Und zum Schluss noch etwas Unerhörtes ;-)

Das Suppenzoom ;-)

Die gerne als "Suppen-Zoom" diffamierten Objektive mit 6- bis über 10-fachen Brennweitenbereich vom Weitwinkel bis zu Tele sind ja nicht neu. Bereits 1966 stellt Nikon ein 4,5/50-300 mm 6-fach Zoom vor, das immerhin vom Normalobjektiv bis zum deutlichen Tele reicht. Canon bringt 1993 ein 35-350 mm Autofokus Zoom mit Sondergläsern und Ultraschallantrieb. Bei diesen beiden Objektiven handelt es sich von Abmessungen und Preisen her wirklich um Super-Zooms, ganz sicher keine "Suppen-Zooms".

Erst nachdem Sigma, Tamron und Tokina, um nur drei unabhängge Anbieter zu nennen, deutlich kompaktere und leichtere Zooms im KB-Bereich 28-200/300 mm anboten, kam wohl der Begriff "Suppen-Zoom" auf. Zwei vergleichbare Beispiele will ich hier zum Schluss noch vorstellen. Es handelt sich um die manuell zu fokussierende Zooms RMC Tokina 35-135mm 1:4-4.5 und SD 35-200mm 1:4-5.6 von 1987 aus dem Ende der Autofokus-losen Zeit. Das 35-135 habe ich im Halbformat auf der 24 MP Fuji X-T20 probiert. Da spielt es keine Rolle, dass die Vergütung oder Verkittung der Frontlinse von außen nach innen Schaden genommen hat. Was finanziell keine Rolle spielet, da das Zoom als Beifang kam. Das 35-135 werde ich nicht auf die Z6 adaptiern.

Sehr wohl aber das 35-200! 

Auf der Fuji X-T20 noch verschmäht, weil es sich dort trotz Kantenanhebung (Fokus-Peaking) schlecht fokussieren ließ. Das kann die Nikon Z6 besser. Das 35-200 mm ist je nach Brennweiteneinstellung 115 - 155 mm lang und wiegt 710 g. Durchmesser 67 mm, Filtergewinde 62 mm. Nahdistanz 1,6 m, (nur!) bei 210 mm "Makro" 1,1 m, Abbildungsmaßstab 1:4. Zum Rundgang bekam das 35-200 noch eine Streulichtblende. Praxisbericht auf der Z6 hier.

Und das war's … Oder doch nicht?

Die (ganz) langen Zooms!

Da ist noch eine Menge Test-/Spielpotential:

Und dazu gesellt sich meine Altglas-"Restmenge" an Messsucherkamera-Objektiven. Die werden nach Laune, Sonnen-/Mondstand und Windrichtung genommen ;-)

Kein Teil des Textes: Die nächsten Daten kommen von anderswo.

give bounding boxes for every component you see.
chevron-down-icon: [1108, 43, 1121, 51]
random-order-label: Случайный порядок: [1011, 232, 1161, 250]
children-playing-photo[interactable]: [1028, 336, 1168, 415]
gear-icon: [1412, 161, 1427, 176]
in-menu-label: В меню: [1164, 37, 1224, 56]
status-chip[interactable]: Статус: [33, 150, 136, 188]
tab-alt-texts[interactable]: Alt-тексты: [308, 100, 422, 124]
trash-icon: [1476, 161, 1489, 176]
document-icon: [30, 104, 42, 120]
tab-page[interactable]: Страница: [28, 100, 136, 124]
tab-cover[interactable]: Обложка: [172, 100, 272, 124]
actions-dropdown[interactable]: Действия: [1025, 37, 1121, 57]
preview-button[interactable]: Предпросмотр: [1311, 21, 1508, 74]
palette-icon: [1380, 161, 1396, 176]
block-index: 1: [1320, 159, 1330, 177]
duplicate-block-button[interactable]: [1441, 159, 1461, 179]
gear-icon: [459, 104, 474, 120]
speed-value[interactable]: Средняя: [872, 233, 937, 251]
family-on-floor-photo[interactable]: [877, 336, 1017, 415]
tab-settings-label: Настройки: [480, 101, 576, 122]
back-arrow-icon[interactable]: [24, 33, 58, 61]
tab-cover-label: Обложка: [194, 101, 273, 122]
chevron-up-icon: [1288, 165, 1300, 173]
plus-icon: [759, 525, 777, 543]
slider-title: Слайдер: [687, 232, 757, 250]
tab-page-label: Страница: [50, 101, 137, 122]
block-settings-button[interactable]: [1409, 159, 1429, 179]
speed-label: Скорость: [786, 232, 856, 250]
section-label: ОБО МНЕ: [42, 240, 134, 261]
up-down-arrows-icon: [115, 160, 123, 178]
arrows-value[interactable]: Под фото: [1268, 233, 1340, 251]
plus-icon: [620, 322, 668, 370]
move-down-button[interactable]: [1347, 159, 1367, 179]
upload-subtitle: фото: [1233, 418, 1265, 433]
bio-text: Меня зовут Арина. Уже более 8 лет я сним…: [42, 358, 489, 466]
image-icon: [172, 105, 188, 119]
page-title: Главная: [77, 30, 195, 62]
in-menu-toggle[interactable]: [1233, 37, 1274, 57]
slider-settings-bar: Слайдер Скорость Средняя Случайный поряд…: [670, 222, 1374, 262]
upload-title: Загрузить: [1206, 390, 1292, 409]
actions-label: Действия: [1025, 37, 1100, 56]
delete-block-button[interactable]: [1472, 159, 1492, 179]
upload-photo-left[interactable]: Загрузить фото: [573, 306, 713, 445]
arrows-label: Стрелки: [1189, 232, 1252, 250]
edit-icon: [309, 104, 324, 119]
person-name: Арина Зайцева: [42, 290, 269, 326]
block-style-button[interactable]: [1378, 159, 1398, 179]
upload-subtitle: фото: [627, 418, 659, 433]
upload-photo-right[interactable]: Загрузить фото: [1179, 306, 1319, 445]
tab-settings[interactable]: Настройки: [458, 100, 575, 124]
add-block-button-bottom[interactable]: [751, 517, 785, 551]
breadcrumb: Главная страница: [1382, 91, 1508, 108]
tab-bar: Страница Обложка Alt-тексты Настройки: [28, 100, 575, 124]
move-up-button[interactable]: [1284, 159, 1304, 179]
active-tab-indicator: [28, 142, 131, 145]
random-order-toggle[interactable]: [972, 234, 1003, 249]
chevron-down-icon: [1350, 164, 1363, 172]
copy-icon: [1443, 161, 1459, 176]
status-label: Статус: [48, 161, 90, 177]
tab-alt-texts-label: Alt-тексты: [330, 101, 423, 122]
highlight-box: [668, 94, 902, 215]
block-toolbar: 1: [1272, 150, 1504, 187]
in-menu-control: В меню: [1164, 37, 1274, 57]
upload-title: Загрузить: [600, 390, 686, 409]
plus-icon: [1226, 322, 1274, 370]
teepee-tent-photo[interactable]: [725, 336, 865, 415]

Objektiv-/Abbildungsfehler lassen auch mit Filtern nachahmen, die nicht selten teurer sind als meine alten "Russenlinsen". Ich bevorzuge aber die Motivabbildung durchs unperfekte Objektiv! Und ein Stück kaputter Damen-Nylonstrumpf mit mittigem Loch ergibt einen netten Weichzeichner. Wenn man den draußen vor Ort gerade nicht griffbereit hat ;-) genügt ein Anhauchen der Frontlinse … Dasselbe trifft auch auf oft kostenlose Bildverschlechterungs-Software zu. Ich nenne dabei gerne Pixlr-o-matic. Der Umgang ist simpel. Aber man muss schon ein Gefühl entwickeln, welche gewollte Bildverschlechterung, -verfremdung gut aussieht. Und auch hier geht es leichter, wenn man wirklich auch mit uralten Objektiven fotografiert – hat.

Eins ist aber wichtig: Beim fröhlichen Experimentieren mit Altglas jeglicher Art nie von Spaßbremsen beirren lassen – einfach machen!